American Ancestors announced the new GU272 Memory Project website on Wednesday (June 19), the anniversary of Juneteenth, the day in 1865 when some American slaves learned they had been freed.

Twenty-seven years earlier, a document dated June 19, 1838, showed that Maryland Jesuit priests sold 272 slaves to the owners of Louisiana plantations. The Jesuits used the proceeds to benefit then-Georgetown College.

But the website includes a spreadsheet of 314 individuals whom genealogists have identified as being part of the group sold by the Jesuit priests. It also features audio recordings in which descendants recall memories, from segregated education to family migration away from the South.

“Having descendant voices present alongside historical documents is an essential part of the GU272 narrative,” said Claire Vail, the project’s director for American Ancestors, in an announcement about the website. “Documents provide the factual framework, but people supply the human story.”

Descendants are learning new links to their pasts as a result of the project.

“As Black Americans — as descendants of enslaved people — we have always been told ‘you’ll never know who you are. You’ll never know where you came from,’” said Mélisande Short-Colomb, a descendant of the group of slaves, in a statement about the project.

“Now that we have this data, my hope is that we can use it to open doors and make connections. We have been here since the founding of this country, and we are a significant part of the American experience.”

The website is part of a collaboration between Boston-based American Ancestors, also called the New England Historic Genealogical Society, and the Georgetown Memory Project, which was founded by Georgetown alumnus Richard Cellini.

Through the project, genealogists have discovered 8,425 descendants of enslaved people sold in 1838. Close to half of them remain alive. The site includes a searchable database with genealogies of descendants who have died.

Most of the 314 enslaved people were sent to Louisiana, but about a third remained in Maryland or were sold to other locations, according to an article on the website. The article details how the sold slaves were transported to three Louisiana plantations, where they faced brutal treatment.

“A few priests expressed qualms about the morality of human trafficking to Jesuit authorities, although most were concerned with the threat a heavily Protestant South would undoubtedly present to the slaves’ Catholic faith,” it reads. “In letters written to Jesuit superiors in Maryland, one priest who accidentally crossed paths with the slaves in Louisiana after the sale bemoaned the fact that the slaves couldn’t practice Catholicism.”
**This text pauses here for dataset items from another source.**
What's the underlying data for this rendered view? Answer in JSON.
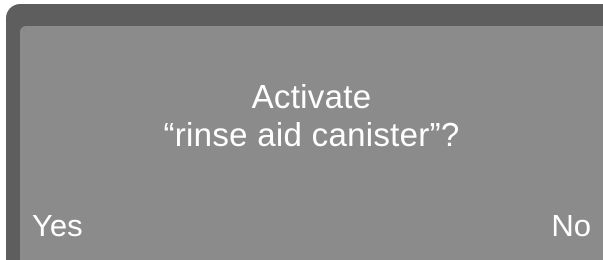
{
  "dialog": {
    "line1": "Activate",
    "line2": "“rinse aid canister”?"
  },
  "softkeys": {
    "left": "Yes",
    "right": "No"
  },
  "colors": {
    "bezel": "#5e5e5e",
    "screen": "#8b8b8b",
    "text": "#ffffff"
  }
}
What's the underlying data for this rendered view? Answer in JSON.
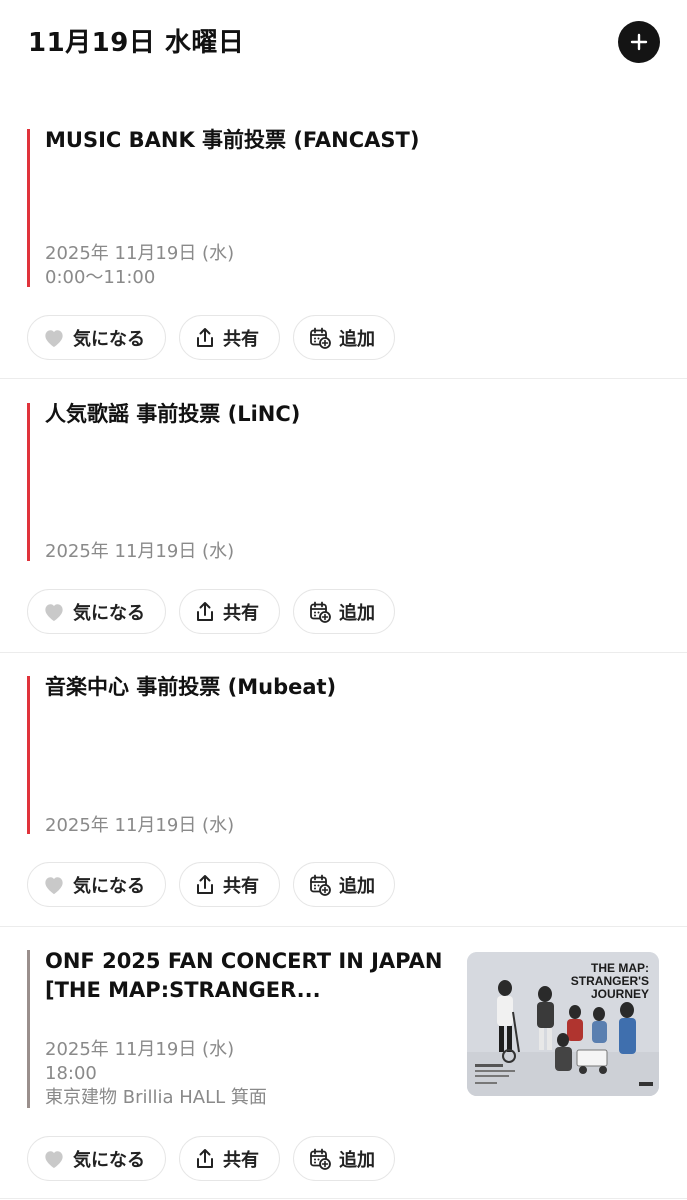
{
  "header": {
    "date_title": "11月19日 水曜日",
    "add_icon": "plus-icon"
  },
  "events": [
    {
      "title": "MUSIC BANK 事前投票 (FANCAST)",
      "date": "2025年 11月19日 (水)",
      "time": "0:00〜11:00",
      "accent_color": "#e0333b"
    },
    {
      "title": "人気歌謡 事前投票 (LiNC)",
      "date": "2025年 11月19日 (水)",
      "accent_color": "#e0333b"
    },
    {
      "title": "音楽中心 事前投票 (Mubeat)",
      "date": "2025年 11月19日 (水)",
      "accent_color": "#e0333b"
    },
    {
      "title": "ONF 2025 FAN CONCERT IN JAPAN [THE MAP:STRANGER...",
      "date": "2025年 11月19日 (水)",
      "time": "18:00",
      "venue": "東京建物 Brillia HALL 箕面",
      "accent_color": "#9a8f8c",
      "thumbnail_text": "THE MAP:\nSTRANGER'S\nJOURNEY"
    }
  ],
  "actions": {
    "like_label": "気になる",
    "share_label": "共有",
    "add_label": "追加",
    "like_icon": "heart-icon",
    "share_icon": "share-icon",
    "add_icon": "calendar-add-icon"
  }
}
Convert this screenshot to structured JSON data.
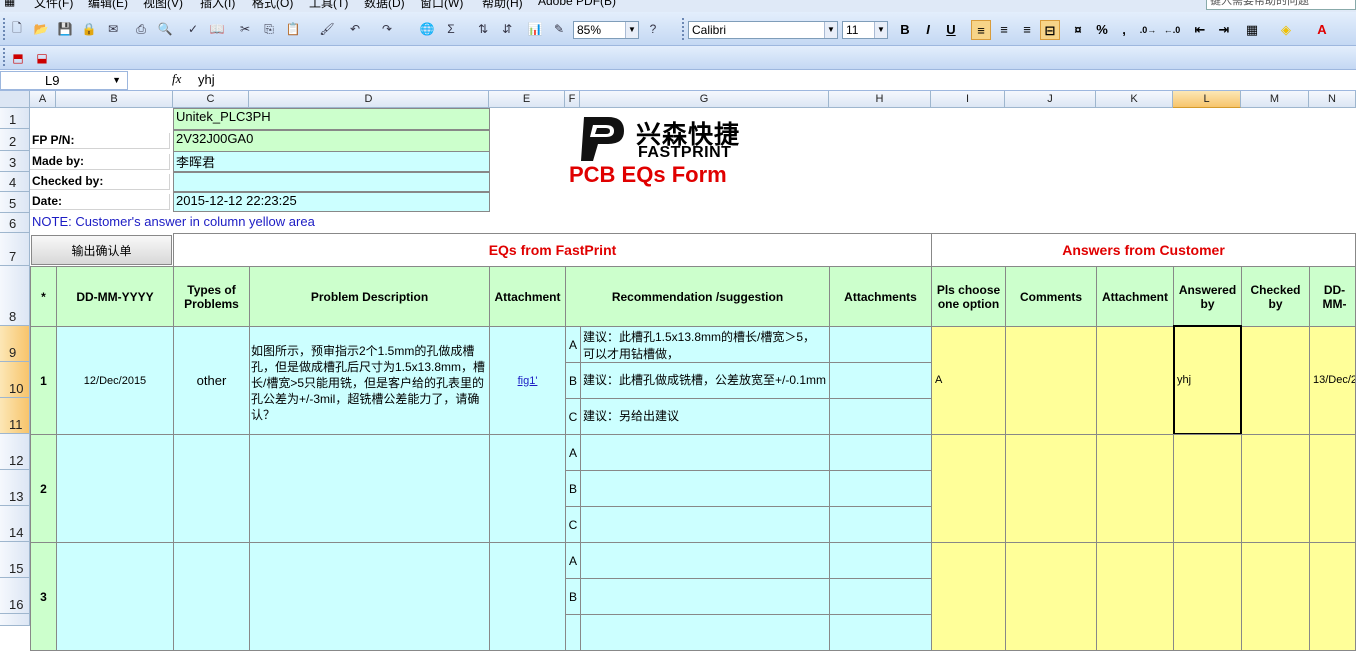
{
  "menu": {
    "items": [
      "文件(F)",
      "编辑(E)",
      "视图(V)",
      "插入(I)",
      "格式(O)",
      "工具(T)",
      "数据(D)",
      "窗口(W)",
      "帮助(H)",
      "Adobe PDF(B)"
    ],
    "help_placeholder": "键入需要帮助的问题"
  },
  "toolbar": {
    "zoom": "85%",
    "font": "Calibri",
    "size": "11",
    "bold": "B",
    "italic": "I",
    "underline": "U",
    "sigma": "Σ",
    "percent": "%",
    "comma": ","
  },
  "formula_bar": {
    "name_box": "L9",
    "fx": "fx",
    "value": "yhj"
  },
  "columns": [
    "A",
    "B",
    "C",
    "D",
    "E",
    "F",
    "G",
    "H",
    "I",
    "J",
    "K",
    "L",
    "M",
    "N"
  ],
  "rows": [
    "1",
    "2",
    "3",
    "4",
    "5",
    "6",
    "7",
    "8",
    "9",
    "10",
    "11",
    "12",
    "13",
    "14",
    "15",
    "16"
  ],
  "header": {
    "c1": "Unitek_PLC3PH",
    "fp_label": "FP P/N:",
    "fp_value": "2V32J00GA0",
    "made_label": "Made by:",
    "made_value": "李晖君",
    "checked_label": "Checked by:",
    "checked_value": "",
    "date_label": "Date:",
    "date_value": "2015-12-12 22:23:25",
    "note": "NOTE: Customer's  answer in column yellow area",
    "logo_cn": "兴森快捷",
    "logo_en": "FASTPRINT",
    "form_title": "PCB EQs Form"
  },
  "section": {
    "export_button": "输出确认单",
    "eqs_title": "EQs from FastPrint",
    "answers_title": "Answers from Customer"
  },
  "table_headers": {
    "star": "*",
    "date": "DD-MM-YYYY",
    "types": "Types of Problems",
    "desc": "Problem Description",
    "attachment": "Attachment",
    "recommendation": "Recommendation /suggestion",
    "attachments": "Attachments",
    "choose": "Pls choose one option",
    "comments": "Comments",
    "attachment2": "Attachment",
    "answered": "Answered by",
    "checked": "Checked by",
    "date2": "DD-MM-"
  },
  "eq1": {
    "num": "1",
    "date": "12/Dec/2015",
    "type": "other",
    "desc": "如图所示，预审指示2个1.5mm的孔做成槽孔，但是做成槽孔后尺寸为1.5x13.8mm，槽长/槽宽>5只能用铣，但是客户给的孔表里的孔公差为+/-3mil，超铣槽公差能力了，请确认？",
    "attachment": "fig1'",
    "opt_a": "A",
    "rec_a": "建议：此槽孔1.5x13.8mm的槽长/槽宽＞5，可以才用钻槽做，",
    "opt_b": "B",
    "rec_b": "建议：此槽孔做成铣槽，公差放宽至+/-0.1mm",
    "opt_c": "C",
    "rec_c": "建议：另给出建议",
    "choice": "A",
    "answered_by": "yhj",
    "answer_date": "13/Dec/2"
  },
  "eq2": {
    "num": "2",
    "opt_a": "A",
    "opt_b": "B",
    "opt_c": "C"
  },
  "eq3": {
    "num": "3",
    "opt_a": "A",
    "opt_b": "B"
  }
}
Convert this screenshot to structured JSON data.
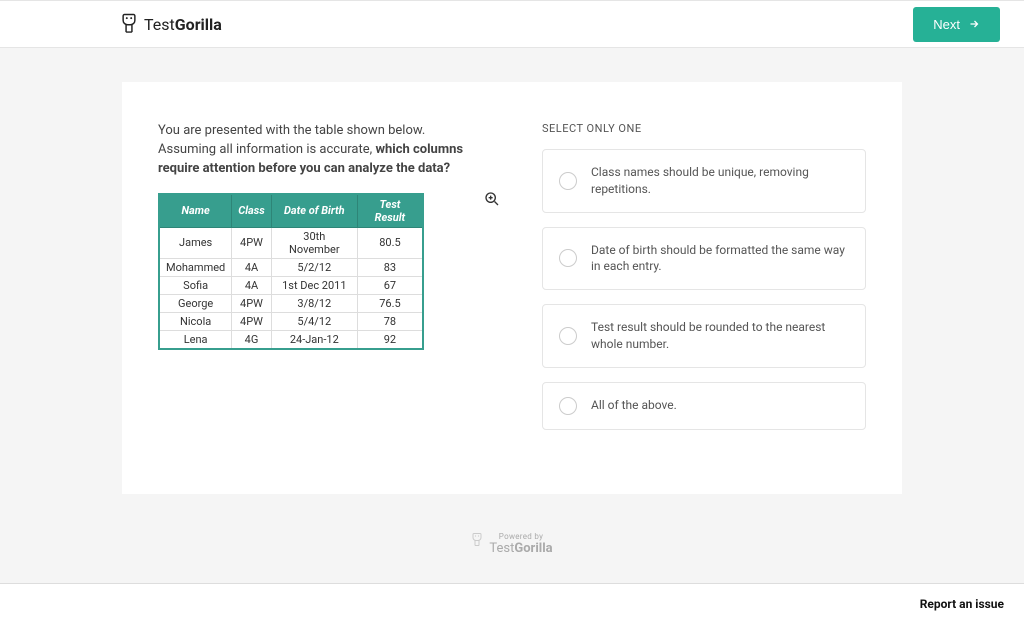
{
  "header": {
    "logo_light": "Test",
    "logo_bold": "Gorilla",
    "next_label": "Next"
  },
  "question": {
    "intro": "You are presented with the table shown below. Assuming all information is accurate, ",
    "bold": "which columns require attention before you can analyze the data?"
  },
  "table": {
    "headers": [
      "Name",
      "Class",
      "Date of Birth",
      "Test Result"
    ],
    "rows": [
      [
        "James",
        "4PW",
        "30th November",
        "80.5"
      ],
      [
        "Mohammed",
        "4A",
        "5/2/12",
        "83"
      ],
      [
        "Sofia",
        "4A",
        "1st Dec 2011",
        "67"
      ],
      [
        "George",
        "4PW",
        "3/8/12",
        "76.5"
      ],
      [
        "Nicola",
        "4PW",
        "5/4/12",
        "78"
      ],
      [
        "Lena",
        "4G",
        "24-Jan-12",
        "92"
      ]
    ]
  },
  "answers": {
    "label": "SELECT ONLY ONE",
    "options": [
      "Class names should be unique, removing repetitions.",
      "Date of birth should be formatted the same way in each entry.",
      "Test result should be rounded to the nearest whole number.",
      "All of the above."
    ]
  },
  "footer": {
    "powered": "Powered by",
    "brand_light": "Test",
    "brand_bold": "Gorilla",
    "report": "Report an issue"
  }
}
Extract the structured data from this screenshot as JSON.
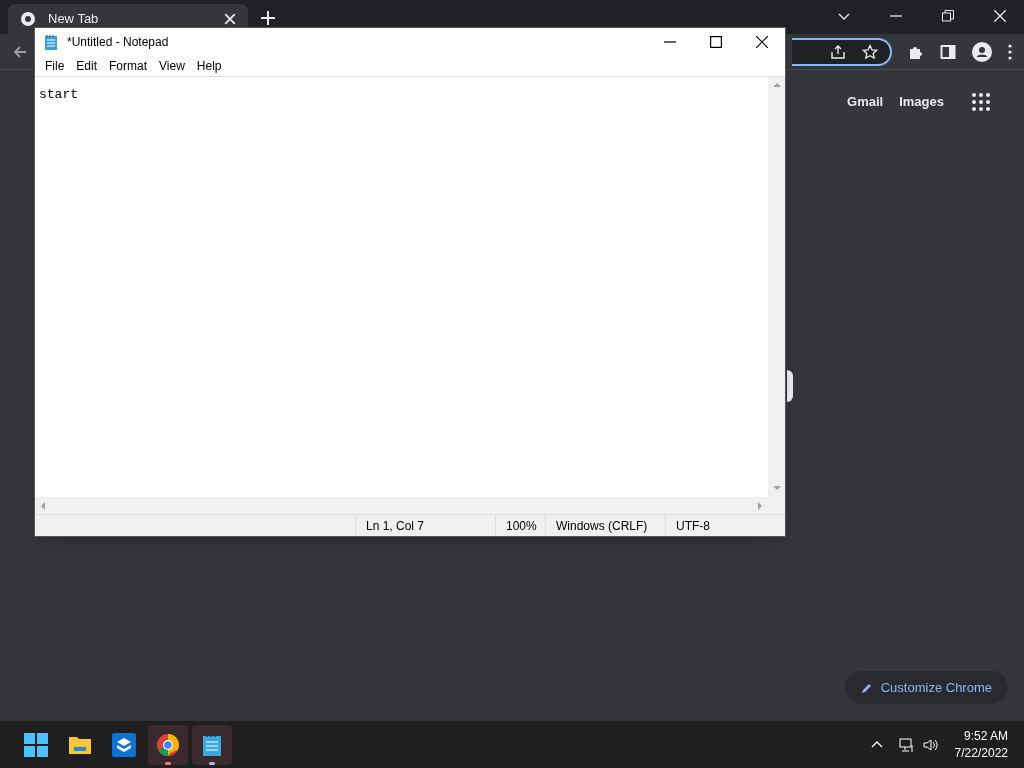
{
  "browser": {
    "tabs": [
      {
        "title": "New Tab",
        "selected": true
      }
    ],
    "links": [
      "Gmail",
      "Images"
    ],
    "customize_button": "Customize Chrome"
  },
  "notepad": {
    "title": "*Untitled - Notepad",
    "menu": [
      "File",
      "Edit",
      "Format",
      "View",
      "Help"
    ],
    "text": "start",
    "status": [
      "Ln 1, Col 7",
      "100%",
      "Windows (CRLF)",
      "UTF-8"
    ]
  },
  "taskbar": {
    "apps": [
      {
        "kind": "start",
        "running": false
      },
      {
        "kind": "folder",
        "running": false
      },
      {
        "kind": "box",
        "running": false
      },
      {
        "kind": "chrome",
        "running": true
      },
      {
        "kind": "notepad",
        "running": true
      }
    ],
    "time": "9:52 AM",
    "date": "7/22/2022"
  }
}
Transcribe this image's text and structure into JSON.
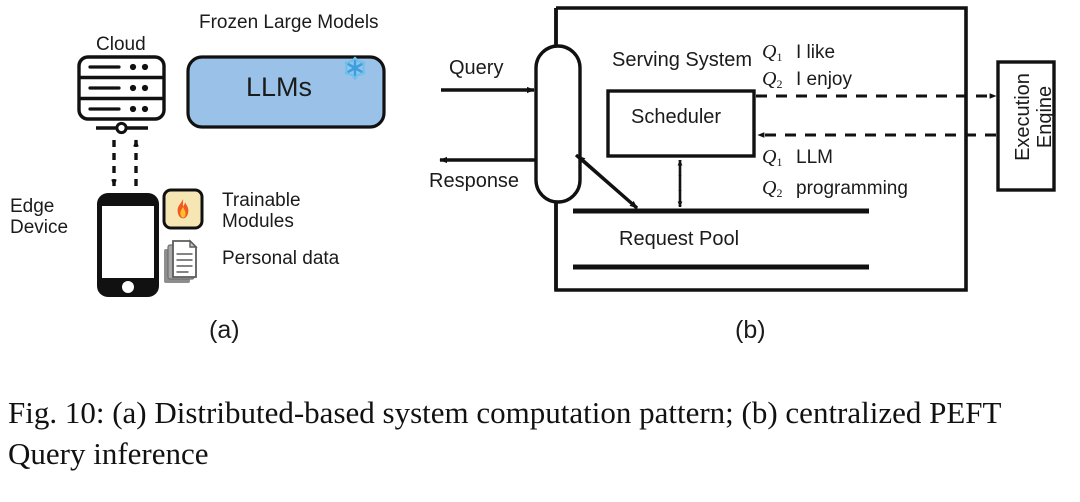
{
  "figure": {
    "caption": "Fig. 10: (a) Distributed-based system computation pattern; (b) centralized PEFT Query inference",
    "sublabel_a": "(a)",
    "sublabel_b": "(b)"
  },
  "panel_a": {
    "cloud_label": "Cloud",
    "frozen_label": "Frozen Large Models",
    "llms_box_text": "LLMs",
    "llms_box_fill": "#9AC2E8",
    "llms_box_stroke": "#111111",
    "snowflake_icon": "snowflake-icon",
    "snowflake_color": "#3C9FE0",
    "edge_device_label": "Edge\nDevice",
    "edge_device_label_line1": "Edge",
    "edge_device_label_line2": "Device",
    "trainable_label_line1": "Trainable",
    "trainable_label_line2": "Modules",
    "trainable_icon": "fire-icon",
    "trainable_icon_fill": "#F6E6B4",
    "personal_data_label": "Personal data",
    "personal_data_icon": "documents-icon",
    "server_icon": "cloud-server-icon",
    "phone_icon": "smartphone-icon",
    "uplink_arrow": "dashed-arrow-up",
    "downlink_arrow": "dashed-arrow-down"
  },
  "panel_b": {
    "query_label": "Query",
    "response_label": "Response",
    "serving_system_label": "Serving System",
    "scheduler_label": "Scheduler",
    "request_pool_label": "Request Pool",
    "execution_engine_line1": "Execution",
    "execution_engine_line2": "Engine",
    "queue_rows": [
      {
        "id": "q1-like",
        "symbol": "Q",
        "subscript": "1",
        "text": "I like"
      },
      {
        "id": "q2-enjoy",
        "symbol": "Q",
        "subscript": "2",
        "text": "I enjoy"
      },
      {
        "id": "q1-llm",
        "symbol": "Q",
        "subscript": "1",
        "text": "LLM"
      },
      {
        "id": "q2-programming",
        "symbol": "Q",
        "subscript": "2",
        "text": "programming"
      }
    ],
    "arrows": {
      "query_in": "solid-arrow-right",
      "response_out": "solid-arrow-left",
      "dispatch_to_engine": "dashed-arrow-right",
      "return_from_engine": "dashed-arrow-left",
      "pool_to_scheduler": "dashed-arrow-up",
      "pool_to_scheduler_down": "dashed-arrow-down",
      "pill_to_pool": "solid-arrow-diagonal"
    }
  },
  "colors": {
    "stroke": "#111111",
    "background": "#ffffff",
    "llm_blue": "#9AC2E8",
    "fire_box": "#F6E6B4",
    "doc_gray": "#6E6E6E"
  }
}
In 2017, Georgetown University held a day of remembrance during which the president of the Jesuit order apologized to more than 100 descendants attending a “contrition” liturgy.

On that same day, the university rededicated two buildings previously named for former university presidents who were priests and supporters of the slave trade. One building is now named in honor of a slave who was 65 years old when he was sold in 1838. The second is now named for a free African-American woman who founded a school for Catholic black girls in the Georgetown neighborhood of Washington, D.C.

“Since 2015, Georgetown has been working to address its historical relationship to slavery and will continue to do so,” a Georgetown spokesman said in a statement to Religion News Service on Friday.

“We have committed to finding ways that members of the Georgetown and Descendant communities can be engaged together in efforts that advance racial justice and enable every member of our Georgetown community to confront and engage with Georgetown’s history with slavery.”